No es lo mismo que la primera vez. Ni siquiera los nervios tienen el mismo temblor adolescente que nos hacía sonreír ante lo desconocido. Canciones como Les prénoms de Paris de Jacques Brel, recuperadas en aquel momento para la ocasión, pugnan por salir ahora a la luz y me reclaman una presencia testimonial. ¿Por qué tiene que ser Volare, y no cualquier melodía de chansonnier la que deba asociar ahora a un recuerdo agradable? A muchos nos quedará la sensación de que era el año pasado cuando tocaba.

No será lo mismo esta vez.
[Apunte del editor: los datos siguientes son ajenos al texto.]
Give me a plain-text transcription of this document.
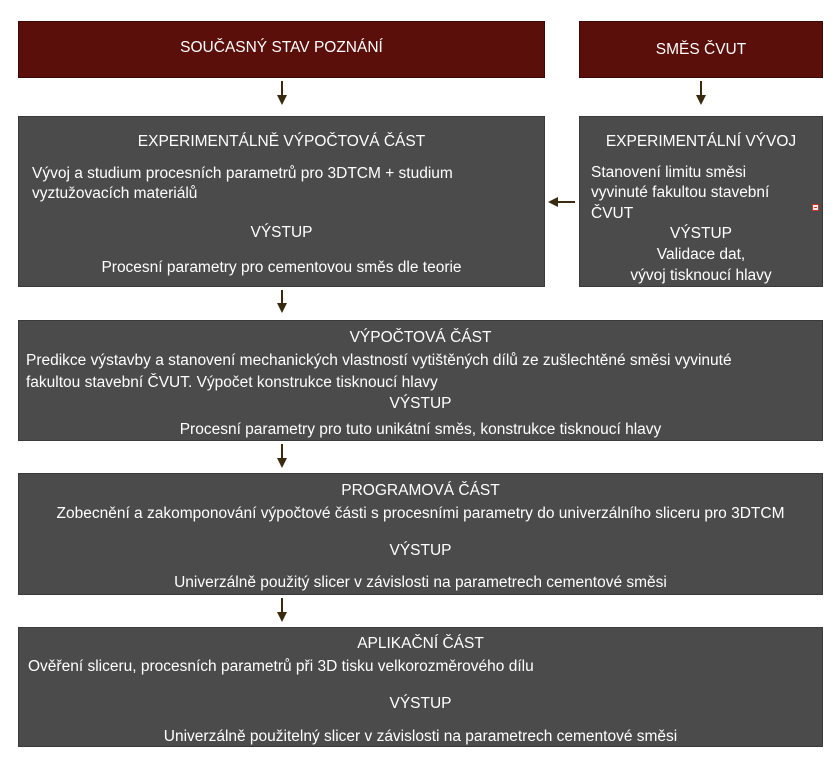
SOUČASNÝ STAV POZNÁNÍ	SMĚS ČVUT
EXPERIMENTÁLNĚ VÝPOČTOVÁ ČÁST
Vývoj a studium procesních parametrů pro 3DTCM + studium
vyztužovacích materiálů
VÝSTUP
Procesní parametry pro cementovou směs dle teorie
EXPERIMENTÁLNÍ VÝVOJ
Stanovení limitu směsi
vyvinuté fakultou stavební
ČVUT
VÝSTUP
Validace dat,
vývoj tisknoucí hlavy
VÝPOČTOVÁ ČÁST
Predikce výstavby a stanovení mechanických vlastností vytištěných dílů ze zušlechtěné směsi vyvinuté
fakultou stavební ČVUT. Výpočet konstrukce tisknoucí hlavy
VÝSTUP
Procesní parametry pro tuto unikátní směs, konstrukce tisknoucí hlavy
PROGRAMOVÁ ČÁST
Zobecnění a zakomponování výpočtové části s procesními parametry do univerzálního sliceru pro 3DTCM
VÝSTUP
Univerzálně použitý slicer v závislosti na parametrech cementové směsi
APLIKAČNÍ ČÁST
Ověření sliceru, procesních parametrů při 3D tisku velkorozměrového dílu
VÝSTUP
Univerzálně použitelný slicer v závislosti na parametrech cementové směsi
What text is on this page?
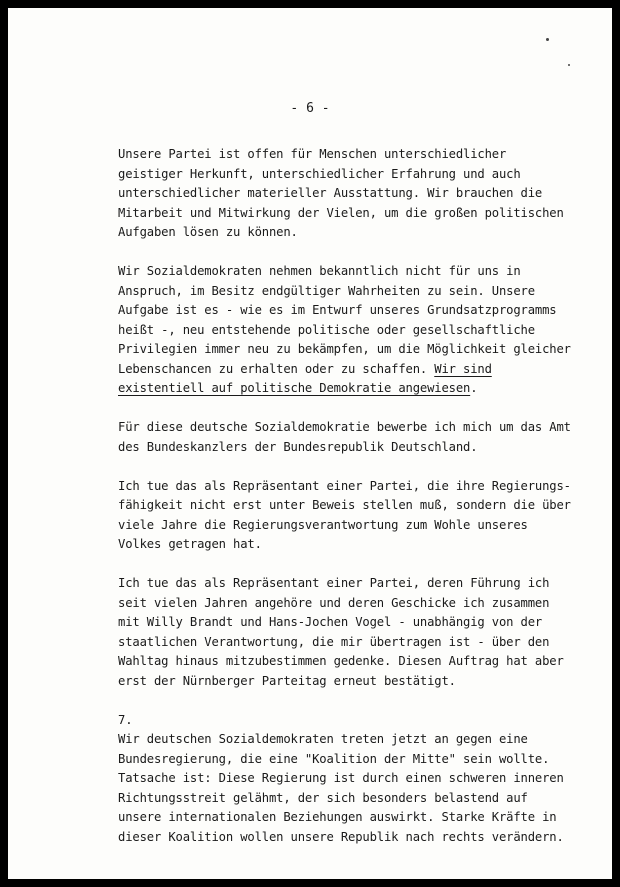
- 6 -

Unsere Partei ist offen für Menschen unterschiedlicher
geistiger Herkunft, unterschiedlicher Erfahrung und auch
unterschiedlicher materieller Ausstattung. Wir brauchen die
Mitarbeit und Mitwirkung der Vielen, um die großen politischen
Aufgaben lösen zu können.

Wir Sozialdemokraten nehmen bekanntlich nicht für uns in
Anspruch, im Besitz endgültiger Wahrheiten zu sein. Unsere
Aufgabe ist es - wie es im Entwurf unseres Grundsatzprogramms
heißt -, neu entstehende politische oder gesellschaftliche
Privilegien immer neu zu bekämpfen, um die Möglichkeit gleicher
Lebenschancen zu erhalten oder zu schaffen. Wir sind
existentiell auf politische Demokratie angewiesen.

Für diese deutsche Sozialdemokratie bewerbe ich mich um das Amt
des Bundeskanzlers der Bundesrepublik Deutschland.

Ich tue das als Repräsentant einer Partei, die ihre Regierungs-
fähigkeit nicht erst unter Beweis stellen muß, sondern die über
viele Jahre die Regierungsverantwortung zum Wohle unseres
Volkes getragen hat.

Ich tue das als Repräsentant einer Partei, deren Führung ich
seit vielen Jahren angehöre und deren Geschicke ich zusammen
mit Willy Brandt und Hans-Jochen Vogel - unabhängig von der
staatlichen Verantwortung, die mir übertragen ist - über den
Wahltag hinaus mitzubestimmen gedenke. Diesen Auftrag hat aber
erst der Nürnberger Parteitag erneut bestätigt.

7.
Wir deutschen Sozialdemokraten treten jetzt an gegen eine
Bundesregierung, die eine "Koalition der Mitte" sein wollte.
Tatsache ist: Diese Regierung ist durch einen schweren inneren
Richtungsstreit gelähmt, der sich besonders belastend auf
unsere internationalen Beziehungen auswirkt. Starke Kräfte in
dieser Koalition wollen unsere Republik nach rechts verändern.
Nosotros no somos los mismos, y no estarán las mismas personas, y aún así, todo se asemeja tranquilo y en calma, como si éste fuera el momento elegido para conseguir que el viaje no sea una vez más la metáfora que los perdedores asignan como valor al itinerario para justificar una derrota.

Lo cierto es que esta nueva convocatoria sin urgencias ni deseos de engordar con la boca el palmarés es más amable y real. Es la de los estudiantes despabilados por el suspenso, y por ello tiene un tinte de septiembre fugaz, de aprobado a la segunda, de los curtidos por saber perder. Por ello la victoria se nos ofrece como una oportunidad a la generosidad. Para dejar a un lado aquella ingenua seguridad de nuevo rico con la que fuimos a París.
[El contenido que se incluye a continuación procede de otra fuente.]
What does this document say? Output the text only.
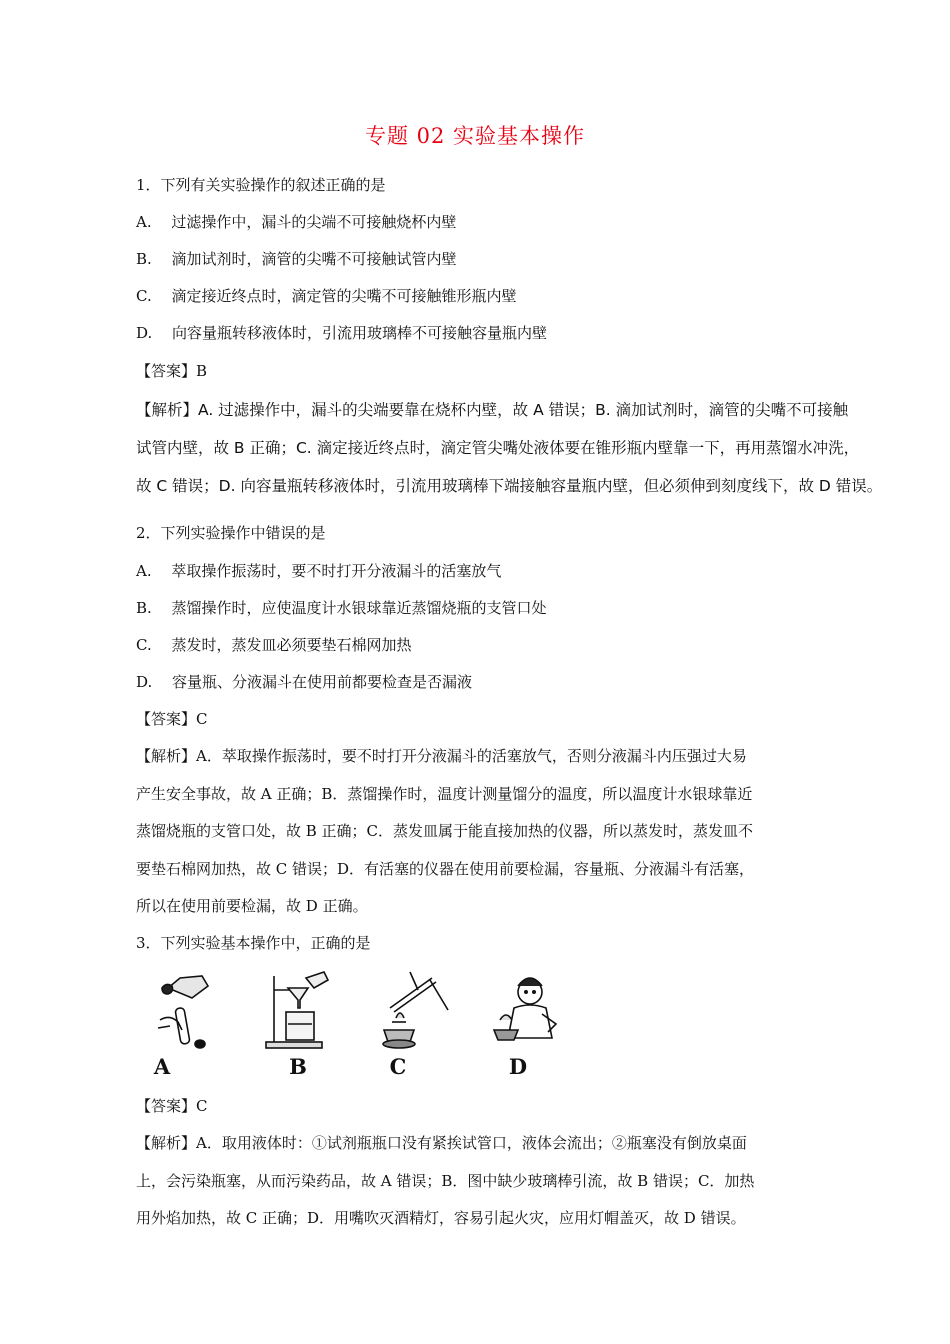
专题 02 实验基本操作
1．下列有关实验操作的叙述正确的是
A.　 过滤操作中，漏斗的尖端不可接触烧杯内壁
B.　 滴加试剂时，滴管的尖嘴不可接触试管内壁
C.　 滴定接近终点时，滴定管的尖嘴不可接触锥形瓶内壁
D.　 向容量瓶转移液体时，引流用玻璃棒不可接触容量瓶内壁
【答案】B
【解析】A. 过滤操作中，漏斗的尖端要靠在烧杯内壁，故 A 错误；B. 滴加试剂时，滴管的尖嘴不可接触
试管内壁，故 B 正确；C. 滴定接近终点时，滴定管尖嘴处液体要在锥形瓶内壁靠一下，再用蒸馏水冲洗，
故 C 错误；D. 向容量瓶转移液体时，引流用玻璃棒下端接触容量瓶内壁，但必须伸到刻度线下，故 D 错误。
2．下列实验操作中错误的是
A.　 萃取操作振荡时，要不时打开分液漏斗的活塞放气
B.　 蒸馏操作时，应使温度计水银球靠近蒸馏烧瓶的支管口处
C.　 蒸发时，蒸发皿必须要垫石棉网加热
D.　 容量瓶、分液漏斗在使用前都要检查是否漏液
【答案】C
【解析】A．萃取操作振荡时，要不时打开分液漏斗的活塞放气，否则分液漏斗内压强过大易
产生安全事故，故 A 正确；B．蒸馏操作时，温度计测量馏分的温度，所以温度计水银球靠近
蒸馏烧瓶的支管口处，故 B 正确；C．蒸发皿属于能直接加热的仪器，所以蒸发时，蒸发皿不
要垫石棉网加热，故 C 错误；D．有活塞的仪器在使用前要检漏，容量瓶、分液漏斗有活塞，
所以在使用前要检漏，故 D 正确。
3．下列实验基本操作中，正确的是
A	B	C	D
【答案】C
【解析】A．取用液体时：①试剂瓶瓶口没有紧挨试管口，液体会流出；②瓶塞没有倒放桌面
上，会污染瓶塞，从而污染药品，故 A 错误；B．图中缺少玻璃棒引流，故 B 错误；C．加热
用外焰加热，故 C 正确；D．用嘴吹灭酒精灯，容易引起火灾，应用灯帽盖灭，故 D 错误。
En el poema Caminata, de Fervor de Buenos Aires, una humilde calle del barrio de Palermo vuelve a la vida, después de ser descrita por Borges (Yo soy el único espectador de esta calle, /si dejara de verla se moriría). Nosotros, esta lateral y húmeda calle de Europa, hemos vuelto también a la ilusión, porque un grupo de jugadores nos han dicho, nos han contado, nos han visto para la vida.
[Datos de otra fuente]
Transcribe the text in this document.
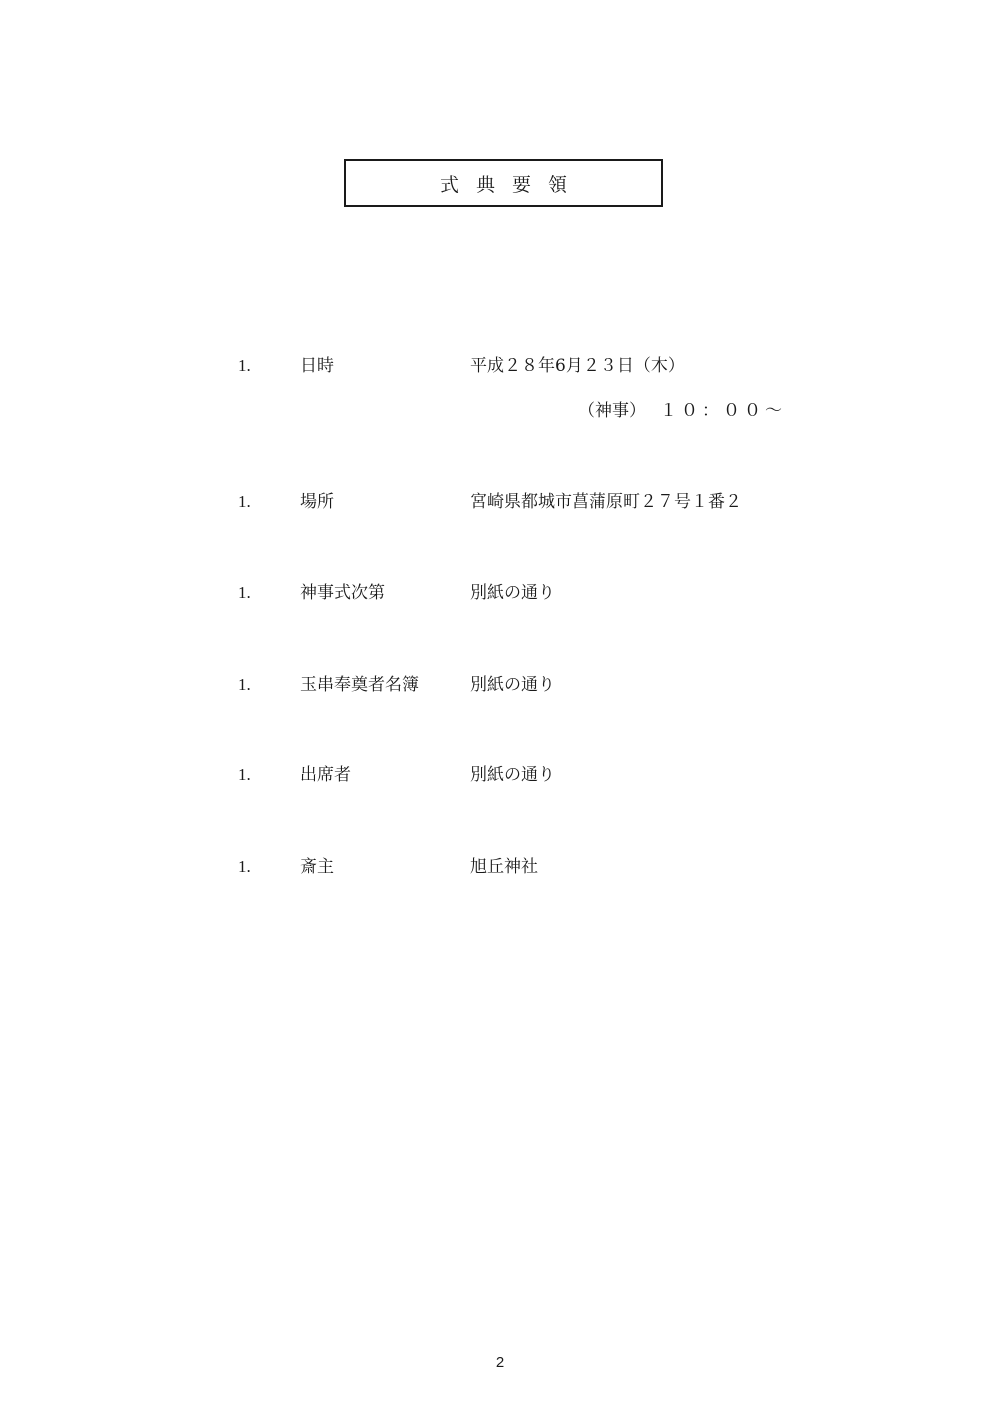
式典要領
1.	日時	平成２８年6月２３日（木）
（神事） １０：００～
1.	場所	宮崎県都城市菖蒲原町２７号１番２
1.	神事式次第	別紙の通り
1.	玉串奉奠者名簿	別紙の通り
1.	出席者	別紙の通り
1.	斎主	旭丘神社
2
La victoria para la vida no es para apuntarnos a eso que algunos llaman el club de los equipos grandes. Yo no quiero llamar a la puerta de ese grupo selecto basado en la exclusión de la incertidumbre, compuesto por aficionados que son, en realidad, más que amantes del fútbol, burócratas de la victoria.

Por eso me alegro tanto de no haber caído en la trampa, en el camelo de la final española, esa argucia mediática para conducirnos como corderitos al sacrificio en beneficio de la novena Copa para el Madrid. Ya lo dicen los Salmos: 'No entregues al buitre el alma de tu tórtola, la vida de tus pobres no olvides para siempre'.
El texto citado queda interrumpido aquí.